Nein. Und doch, dachte ich, als der Zug wieder losfuhr, wenn es nach Agatha
gegangen wäre, würde ich nicht existieren.
    Ich wunderte mich, daß meine Gefühle Agatha
gegenüber sich deswegen nicht geändert hatten. Es schien überhaupt nichts mit
mir zu tun zu haben. Ich mochte buchstäblich der Gegenstand einer Diskussion
gewesen sein, aber auch nicht mehr als das. Ich konnte gegen Agatha keinen Zorn
hegen, weil sie zur Abtreibung geraten hatte. Alles, was ich von ihr wußte,
wies darauf hin, daß sie der Prototyp einer Feministin war, was ich bewunderte.
In ihrer sonderbaren, herrischen Art hatte sie wahrscheinlich nur versucht zu
helfen. Trotzdem gibt es eine bestimmte Weise, wie man etwas sagt, und ich
bekam den Eindruck, daß sie ein sehr kalter Mensch gewesen sein mußte, wenn sie
so mit meiner Mutter gesprochen hatte. Was noch wichtiger war, es hatte sie
überhaupt nichts angegangen. Sie wollte offensichtlich jeden und alles um sich
herum kontrollieren. Was für ihre Arbeit völlig in Ordnung war, aber es schien
ihr ansonsten nicht viel Freunde eingebracht zu haben. Das Bild von ihr, wie
sie in ihrer schmuddeligen Wohnung lag, ging mir wieder durch den Kopf.

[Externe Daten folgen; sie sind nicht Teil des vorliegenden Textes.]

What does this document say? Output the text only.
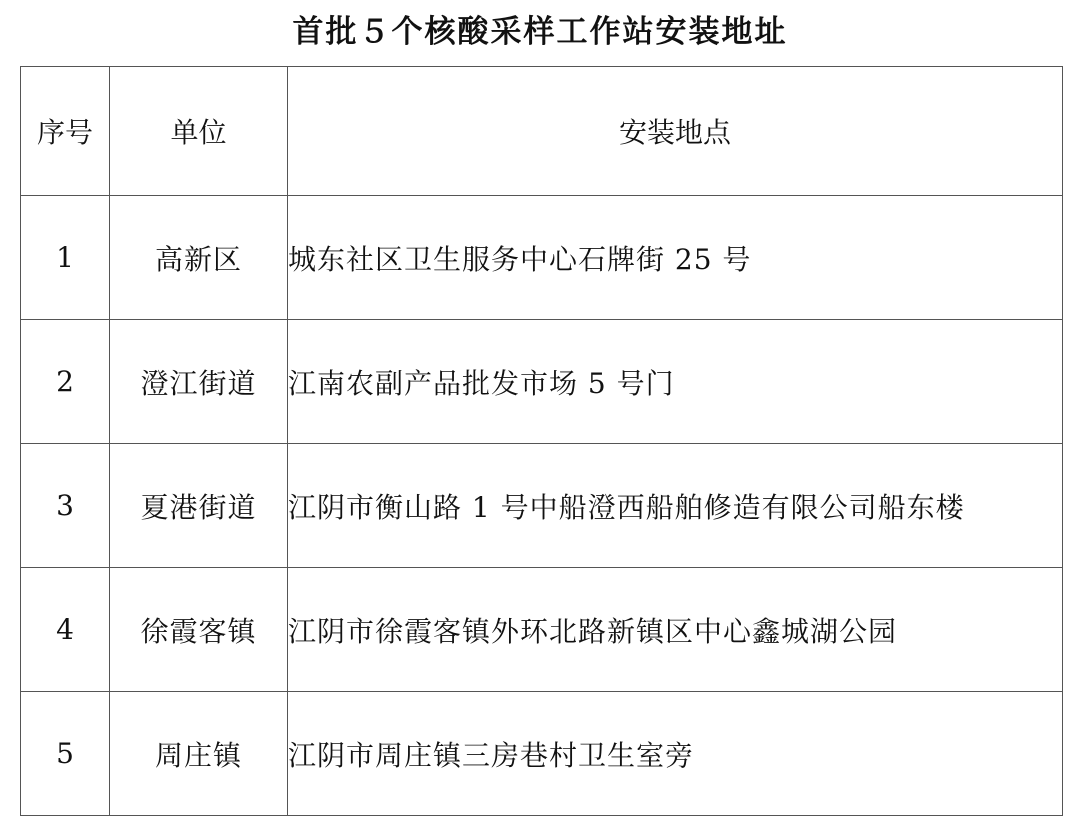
首批５个核酸采样工作站安装地址
序号	单位	安装地点
1	高新区	城东社区卫生服务中心石牌街 25 号
2	澄江街道	江南农副产品批发市场 5 号门
3	夏港街道	江阴市衡山路 1 号中船澄西船舶修造有限公司船东楼
4	徐霞客镇	江阴市徐霞客镇外环北路新镇区中心鑫城湖公园
5	周庄镇	江阴市周庄镇三房巷村卫生室旁
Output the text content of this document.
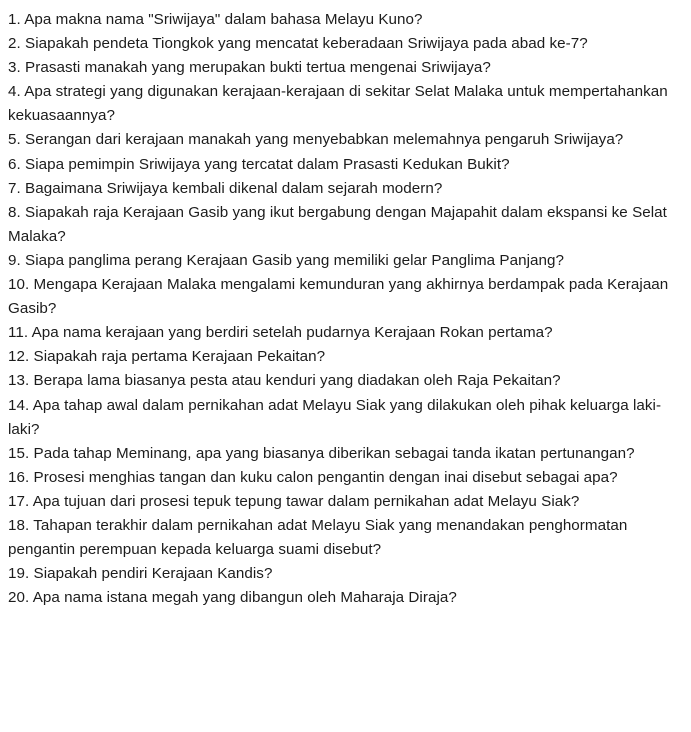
1. Apa makna nama "Sriwijaya" dalam bahasa Melayu Kuno?
2. Siapakah pendeta Tiongkok yang mencatat keberadaan Sriwijaya pada abad ke-7?
3. Prasasti manakah yang merupakan bukti tertua mengenai Sriwijaya?
4. Apa strategi yang digunakan kerajaan-kerajaan di sekitar Selat Malaka untuk mempertahankan kekuasaannya?
5. Serangan dari kerajaan manakah yang menyebabkan melemahnya pengaruh Sriwijaya?
6. Siapa pemimpin Sriwijaya yang tercatat dalam Prasasti Kedukan Bukit?
7. Bagaimana Sriwijaya kembali dikenal dalam sejarah modern?
8. Siapakah raja Kerajaan Gasib yang ikut bergabung dengan Majapahit dalam ekspansi ke Selat Malaka?
9. Siapa panglima perang Kerajaan Gasib yang memiliki gelar Panglima Panjang?
10. Mengapa Kerajaan Malaka mengalami kemunduran yang akhirnya berdampak pada Kerajaan Gasib?
11. Apa nama kerajaan yang berdiri setelah pudarnya Kerajaan Rokan pertama?
12. Siapakah raja pertama Kerajaan Pekaitan?
13. Berapa lama biasanya pesta atau kenduri yang diadakan oleh Raja Pekaitan?
14. Apa tahap awal dalam pernikahan adat Melayu Siak yang dilakukan oleh pihak keluarga laki-laki?
15. Pada tahap Meminang, apa yang biasanya diberikan sebagai tanda ikatan pertunangan?
16. Prosesi menghias tangan dan kuku calon pengantin dengan inai disebut sebagai apa?
17. Apa tujuan dari prosesi tepuk tepung tawar dalam pernikahan adat Melayu Siak?
18. Tahapan terakhir dalam pernikahan adat Melayu Siak yang menandakan penghormatan pengantin perempuan kepada keluarga suami disebut?
19. Siapakah pendiri Kerajaan Kandis?
20. Apa nama istana megah yang dibangun oleh Maharaja Diraja?
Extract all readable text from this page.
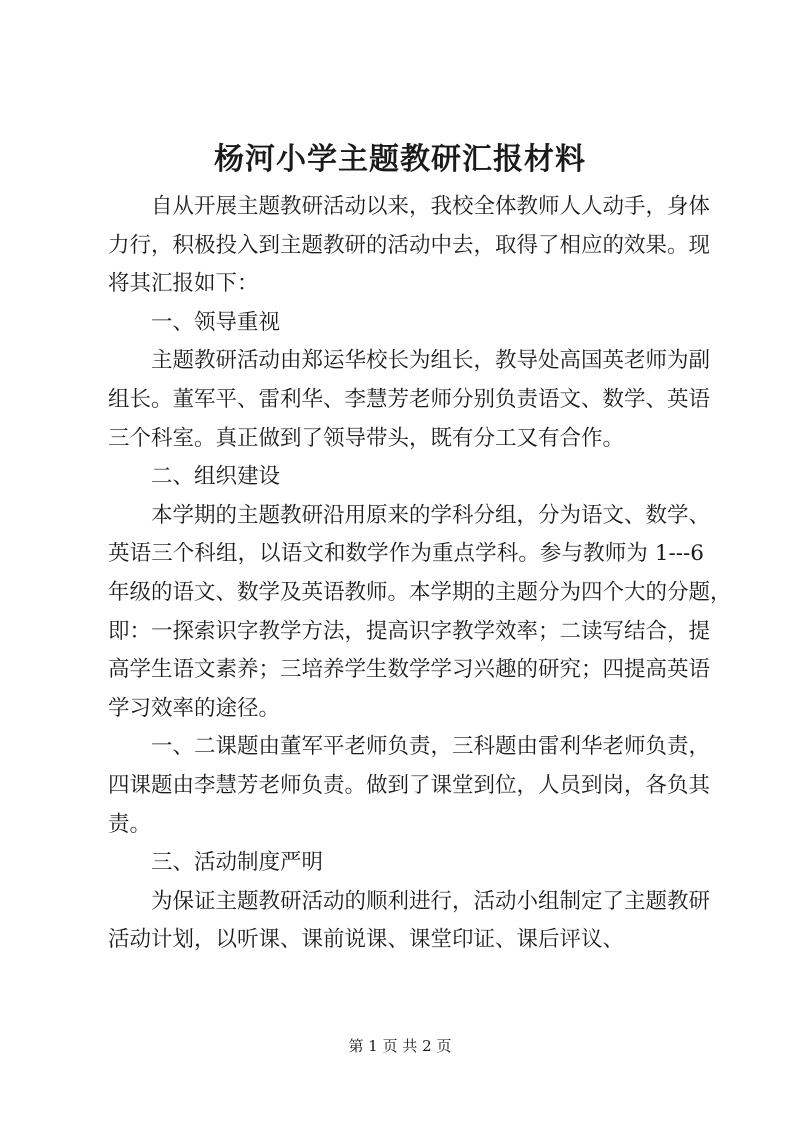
杨河小学主题教研汇报材料
自从开展主题教研活动以来，我校全体教师人人动手，身体
力行，积极投入到主题教研的活动中去，取得了相应的效果。现
将其汇报如下：
一、领导重视
主题教研活动由郑运华校长为组长，教导处高国英老师为副
组长。董军平、雷利华、李慧芳老师分别负责语文、数学、英语
三个科室。真正做到了领导带头，既有分工又有合作。
二、组织建设
本学期的主题教研沿用原来的学科分组，分为语文、数学、
英语三个科组，以语文和数学作为重点学科。参与教师为 1---6
年级的语文、数学及英语教师。本学期的主题分为四个大的分题，
即：一探索识字教学方法，提高识字教学效率；二读写结合，提
高学生语文素养；三培养学生数学学习兴趣的研究；四提高英语
学习效率的途径。
一、二课题由董军平老师负责，三科题由雷利华老师负责，
四课题由李慧芳老师负责。做到了课堂到位，人员到岗，各负其
责。
三、活动制度严明
为保证主题教研活动的顺利进行，活动小组制定了主题教研
活动计划，以听课、课前说课、课堂印证、课后评议、
第 1 页 共 2 页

Vielleicht war es letztendlich doch Selbstmord gewesen. Es schien sich
anzubieten für jemanden, der selbst seinen Tod unter Kontrolle haben muß. Aber
nein, je mehr ich versuchte, mich selbst davon zu überzeugen, daß Agatha sich
umgebracht hatte, desto weniger überzeugt war ich.

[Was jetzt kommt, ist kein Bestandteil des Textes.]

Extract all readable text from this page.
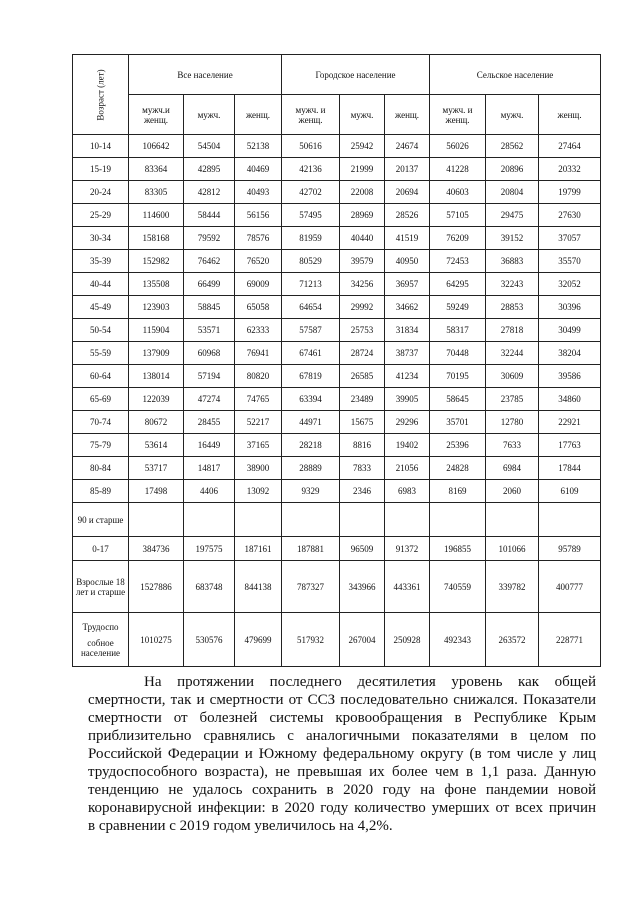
Возраст (лет)	Все население			Городское население			Сельское население		
	мужч.и женщ.	мужч.	женщ.	мужч. и женщ.	мужч.	женщ.	мужч. и женщ.	мужч.	женщ.
10-14	106642	54504	52138	50616	25942	24674	56026	28562	27464
15-19	83364	42895	40469	42136	21999	20137	41228	20896	20332
20-24	83305	42812	40493	42702	22008	20694	40603	20804	19799
25-29	114600	58444	56156	57495	28969	28526	57105	29475	27630
30-34	158168	79592	78576	81959	40440	41519	76209	39152	37057
35-39	152982	76462	76520	80529	39579	40950	72453	36883	35570
40-44	135508	66499	69009	71213	34256	36957	64295	32243	32052
45-49	123903	58845	65058	64654	29992	34662	59249	28853	30396
50-54	115904	53571	62333	57587	25753	31834	58317	27818	30499
55-59	137909	60968	76941	67461	28724	38737	70448	32244	38204
60-64	138014	57194	80820	67819	26585	41234	70195	30609	39586
65-69	122039	47274	74765	63394	23489	39905	58645	23785	34860
70-74	80672	28455	52217	44971	15675	29296	35701	12780	22921
75-79	53614	16449	37165	28218	8816	19402	25396	7633	17763
80-84	53717	14817	38900	28889	7833	21056	24828	6984	17844
85-89	17498	4406	13092	9329	2346	6983	8169	2060	6109
90 и старше									
0-17	384736	197575	187161	187881	96509	91372	196855	101066	95789
Взрослые 18 лет и старше	1527886	683748	844138	787327	343966	443361	740559	339782	400777

Трудоспо
собное население	1010275	530576	479699	517932	267004	250928	492343	263572	228771
На протяжении последнего десятилетия уровень как общей
смертности, так и смертности от ССЗ последовательно снижался. Показатели
смертности от болезней системы кровообращения в Республике Крым
приблизительно сравнялись с аналогичными показателями в целом по
Российской Федерации и Южному федеральному округу (в том числе у лиц
трудоспособного возраста), не превышая их более чем в 1,1 раза. Данную
тенденцию не удалось сохранить в 2020 году на фоне пандемии новой
коронавирусной инфекции: в 2020 году количество умерших от всех причин
в сравнении с 2019 годом увеличилось на 4,2%.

    Ich erinnerte mich, wie ich sie eines Tages im
Oktober beobachtet hatte, als sie auf dem Weg ins Büro den Soho Square
überquerte. Sie war etwa dreißig Meter vor mir und wußte nicht, daß ich hinter
ihr ging. Es war ein kalter Morgen, aber das herbstliche Rot der Bäume schien
zu glühen, als die ersten Sonnenstrahlen durch einen fast rauchigen Dunst
hindurchbrachen. Agatha hüpfte hin und her und zermalmte Blätter mit ihren
Schuhen wie ein Kind, offenbar erfreut über das Geräusch, das sie machten. Es
war das Benehmen eines Menschen, der das Leben liebt.
     
    Als ich zurückkam, war eine Nachricht von Martin
auf meinem Anrufbeantworter. Ich entschied, daß es zu spät war, um ihn
zurückzurufen, aber ich fühlte mich hellwach, und so fing ich an, die Wohnung
aufzuräumen, was ich die ganze Woche über vernachlässigt hatte. Ich warf die
Sonntagszeitungen von letzter Woche weg, da ich wußte, daß ich sie jetzt
sowieso nicht mehr lesen würde. Glücklicherweise kann ich sagen, daß ich die
Angewohnheit abgelegt habe, Zeitungen in der Erwartung aufzubewahren, daß ich
sie eines Tages lesen und die Artikel, die mich interessieren, ausschneiden
werde. Ich erledigte den Abwasch und staubsaugte das Wohnzimmer. Mit das Beste
daran, keine Nachbarn zu haben, ist, daß ich, zu welcher Nachtzeit auch immer,
soviel Krach machen kann, wie ich will. Es bereitet mir viel Vergnügen, während
der frühen Morgenstunden zu staubsaugen; es ist eines der Zeichen meiner
vorgeblichen Freiheit. Bevor ich meine Wohnung in Primrose Hill kaufte, wohnte
ich in einem gemieteten Apartment in Belsize Park, wo meine Nachbarn darunter
so neurotisch waren und die Schallisolierung so unzureichend, daß sie sich
regelmäßig beschwerten, wenn ich nach Mitternacht ins Bad ging.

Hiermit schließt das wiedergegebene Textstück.